Wang Bin, Cai Bodong, Sheng Jinfang, Jiao Wenzhe
School of Computer Science and Engineering, Central South University, Changsha, 410000, China.
Sci Rep. 2024 May 2;14(1):10134. doi: 10.1038/s41598-024-60598-2.
In recent years, there has been a growing prevalence of deep learning in various domains, owing to advancements in information technology and computing power. Graph neural network methods within deep learning have shown remarkable capabilities in processing graph-structured data, such as social networks and traffic networks. As a result, they have garnered significant attention from researchers.However, real-world data often face challenges like data sparsity and missing labels, which can hinder the performance and generalization ability of graph convolutional neural networks. To overcome these challenges, our research aims to effectively extract the hidden features and topological information of graph convolutional neural networks. We propose an innovative model called Adaptive Feature and Topology Graph Convolutional Neural Network (AAGCN). By incorporating an adaptive layer, our model preprocesses the data and integrates the hidden features and topological information with the original data's features and structure. These fused features are then utilized in the convolutional layer for training, significantly enhancing the expressive power of graph convolutional neural networks.To evaluate the effectiveness of the adaptive layer in the AAGCN model, we conducted node classification experiments on real datasets. The results validate its ability to address data sparsity and improve the classification performance of graph convolutional neural networks.In conclusion, our research primarily focuses on addressing data sparsity and missing labels in graph convolutional neural networks. The proposed AAGCN model, which incorporates an adaptive layer, effectively extracts hidden features and topological information, thereby enhancing the expressive power and classification performance of these networks.

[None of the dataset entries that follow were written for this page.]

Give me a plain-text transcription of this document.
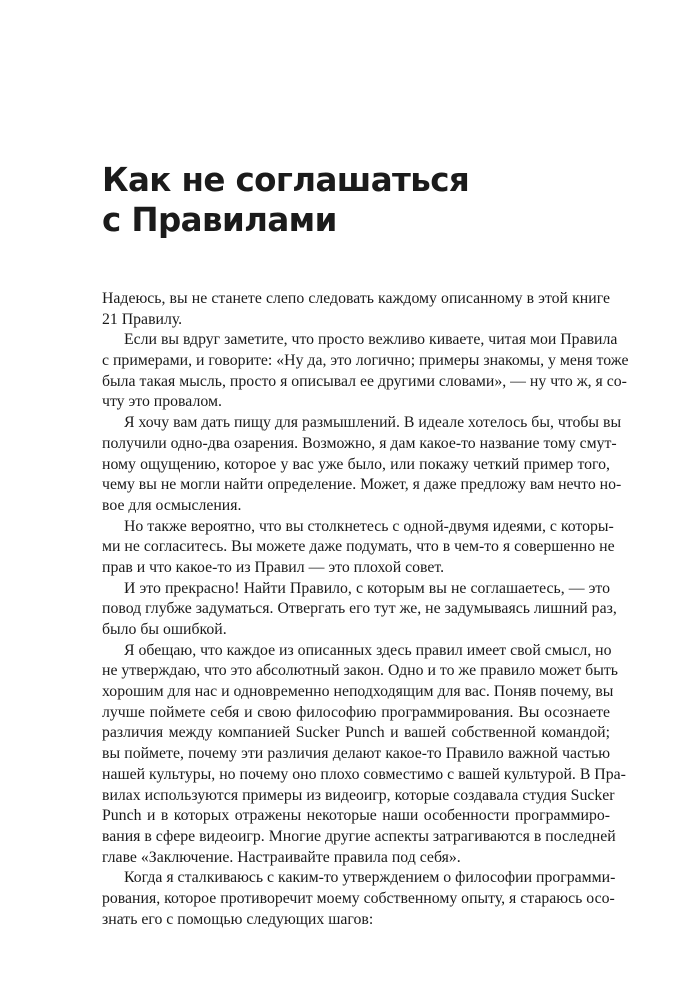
Как не соглашаться
с Правилами
Надеюсь, вы не станете слепо следовать каждому описанному в этой книге
21 Правилу.
Если вы вдруг заметите, что просто вежливо киваете, читая мои Правила
с примерами, и говорите: «Ну да, это логично; примеры знакомы, у меня тоже
была такая мысль, просто я описывал ее другими словами», — ну что ж, я со-
чту это провалом.
Я хочу вам дать пищу для размышлений. В идеале хотелось бы, чтобы вы
получили одно-два озарения. Возможно, я дам какое-то название тому смут-
ному ощущению, которое у вас уже было, или покажу четкий пример того,
чему вы не могли найти определение. Может, я даже предложу вам нечто но-
вое для осмысления.
Но также вероятно, что вы столкнетесь с одной-двумя идеями, с которы-
ми не согласитесь. Вы можете даже подумать, что в чем-то я совершенно не
прав и что какое-то из Правил — это плохой совет.
И это прекрасно! Найти Правило, с которым вы не соглашаетесь, — это
повод глубже задуматься. Отвергать его тут же, не задумываясь лишний раз,
было бы ошибкой.
Я обещаю, что каждое из описанных здесь правил имеет свой смысл, но
не утверждаю, что это абсолютный закон. Одно и то же правило может быть
хорошим для нас и одновременно неподходящим для вас. Поняв почему, вы
лучше поймете себя и свою философию программирования. Вы осознаете
различия между компанией Sucker Punch и вашей собственной командой;
вы поймете, почему эти различия делают какое-то Правило важной частью
нашей культуры, но почему оно плохо совместимо с вашей культурой. В Пра-
вилах используются примеры из видеоигр, которые создавала студия Sucker
Punch и в которых отражены некоторые наши особенности программиро-
вания в сфере видеоигр. Многие другие аспекты затрагиваются в последней
главе «Заключение. Настраивайте правила под себя».
Когда я сталкиваюсь с каким-то утверждением о философии программи-
рования, которое противоречит моему собственному опыту, я стараюсь осо-
знать его с помощью следующих шагов:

近年来,由于信息技术和计算能力的进步,深度学习在各个领域的应用越来越广泛。深度学习中的图神经网络方法在处理图结构数据(如社交网络和交通网络)方面表现出了卓越的能力。因此,它们受到了研究人员的广泛关注。然而,现实世界的数据常常面临数据稀疏和标签缺失等挑战,这可能会阻碍图卷积神经网络的性能和泛化能力。为了克服这些挑战,我们的研究旨在有效地提取图卷积神经网络的隐藏特征和拓扑信息。我们提出了一种创新模型,称为自适应特征和拓扑图卷积神经网络(AAGCN)。通过引入一个自适应层,我们的模型对数据进行预处理,并将隐藏特征和拓扑信息与原始数据的特征和结构进行整合。然后,这些融合后的特征被用于卷积层进行训练,显著增强了图卷积神经网络的表达能力。为了评估AAGCN模型中自适应层的有效性,我们在真实数据集上进行了节点分类实验。结果验证了其解决数据稀疏问题和提高图卷积神经网络分类性能的能力。总之,我们的研究主要集中在解决图卷积神经网络中的数据稀疏和标签缺失问题。所提出的AAGCN模型通过引入自适应层,有效地提取了隐藏特征和拓扑信息,从而增强了这些网络的表达能力和分类性能。